Mr. Purdum was there when Clinton sold our nuclear secrets to Red China and when he greased the way for an American aerospace company which contributed to his campaign to help the Chinese fix their heavy launch booster so that now they can hit any point in the United States with one of those hydrogen bombs that Clinton sold them.

Mr. Purdum was there and he knows all this stuff and for him to piss and moan about what has suddenly gone wrong with Bill Clinton is nothing more than rank hypocrisy. This is simply the latest mainstream media coverup for their golden boy.

Bill Clinton has always attracted shady company and he has always reveled in it. The real question isn't why billionaire dissipates like Burkle and Bing are buzzing around Clinton it is rather how Clinton has managed to muster the discipline to avoid having his ring publicly kissed by the heads of the five families, at least so far.
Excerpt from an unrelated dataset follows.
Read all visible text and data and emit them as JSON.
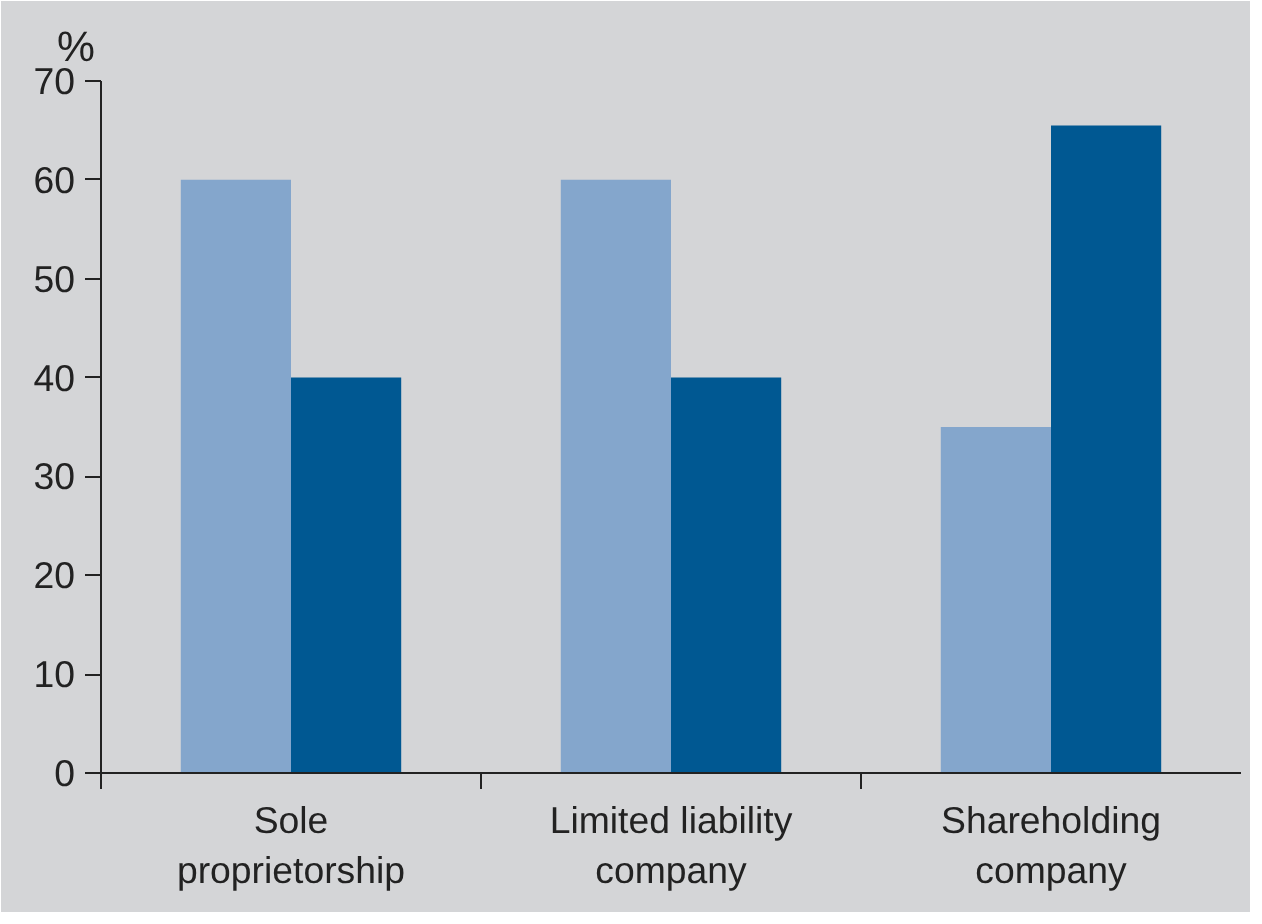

Purdum is angry at Bill Clinton for failing to care enough to maintain the charade. But the joke is that the charade never fooled anyone. It certainly never fooled Mr. Purdum and his colleagues in the mainstream media who always walked around with bloody noses because the need to constantly keep their eyes averted from Bill's peccadilloes meant they were forever running into doors. The charade never fooled Republicans who mounted the rooftops and shouted themselves hoarse trying to warn the public of what they already knew. And it never fooled Democrats who daily twisted themselves into ever more intricate pretzel shapes making "everybody does it", "it's just sex", "it's his private life", "who cares about character anyway" arguments.

In the final analysis the illusion whose passing Mr. Purdum morns is nothing more than the elites' unspoken compact that they would all pretend together that no one else knew about Bill Clinton what everyone knew about Bill Clinton.